Questi i dati del FMI che gettano una pesante ombra sul futuro dell’Italia. Il dato, probabilmente ufficializzato nel Rapporto economico globale mercoledì prossimo, è dell’1% inferiore alle stime di ottobre, ma è anche la metà rispetto allo 0,6% che lo stesso Fmi riteneva raggiungibile ancora all’inizio di marzo.

Le reazioni a questa notizia non si sono fatte attendere, il primo a parlare è stato il numero uno dell’Eurogruppo, Jean-Claude Juncker, che si e’ dichiarato apertamente in disaccordo, poi il Governatore di Bankitalia, Mario Draghi che, anche non citando direttamente l’Italia, ha pronunciato lo stesso giudizio (negativo) sulle previsioni per la zona euro, definendole eccessivamente pessimistiche. Stessa cosa ha sostenuto il commissario Ue, Joaquim Almunia.
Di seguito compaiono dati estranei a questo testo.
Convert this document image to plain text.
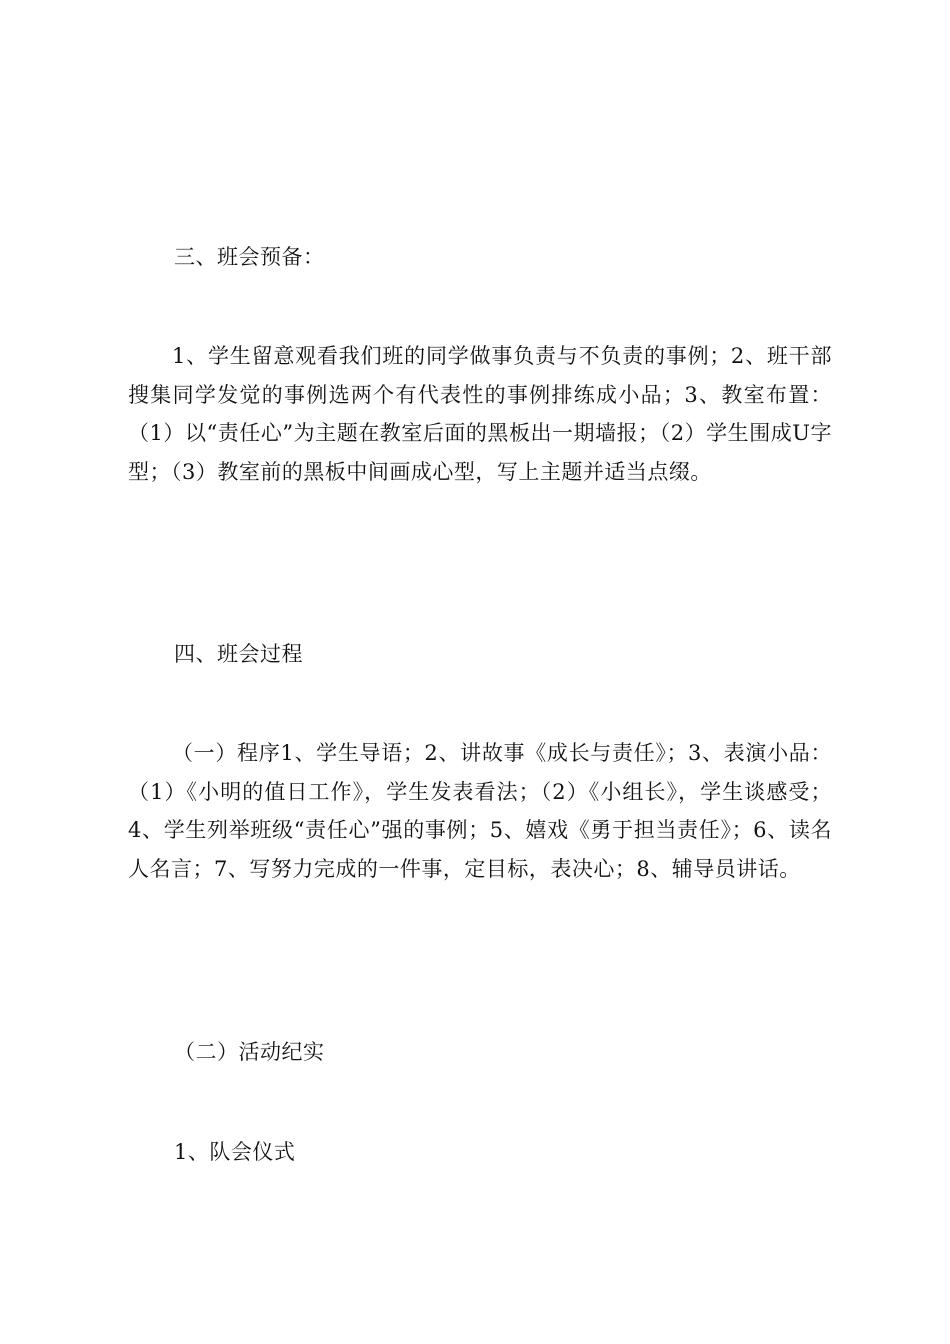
三、班会预备：

1、学生留意观看我们班的同学做事负责与不负责的事例；2、班干部搜集同学发觉的事例选两个有代表性的事例排练成小品；3、教室布置：（1）以“责任心”为主题在教室后面的黑板出一期墙报；（2）学生围成U字型；（3）教室前的黑板中间画成心型，写上主题并适当点缀。

四、班会过程

（一）程序1、学生导语；2、讲故事《成长与责任》；3、表演小品：（1）《小明的值日工作》，学生发表看法；（2）《小组长》，学生谈感受；4、学生列举班级“责任心”强的事例；5、嬉戏《勇于担当责任》；6、读名人名言；7、写努力完成的一件事，定目标，表决心；8、辅导员讲话。

（二）活动纪实

1、队会仪式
Qualche dato per comprendere meglio:

Il rapporto deficit/pil dovrebbe attestarsi in Italia al 2,5% sia quest’anno sia nel 2009, mentre il rapporto debito/pil dovrebbe essere quest’anno del 103,6%. Numeri in linea con le previsioni del governo (2,4%).
Secca riduzione della crescita anche per la zona dell’euro. Il prodotto registrerà un aumento inferiore all’1,3%, a fronte dell’1,8% stimato a gennaio. Cifre che però Jean-Claude Juncker, presidente dell’Eurogruppo, contesta: “L’inflazione è la principale fonte di preoccupazione, ma non ci sono prospettive di recessione e la crescita sarà maggiore di quanto preveda il fondo. Un Pil 2008 a +1,3% non è ipotesi realistica”. Contrarietà che Juncker estende anche alle cifre che riguardano l’Italia.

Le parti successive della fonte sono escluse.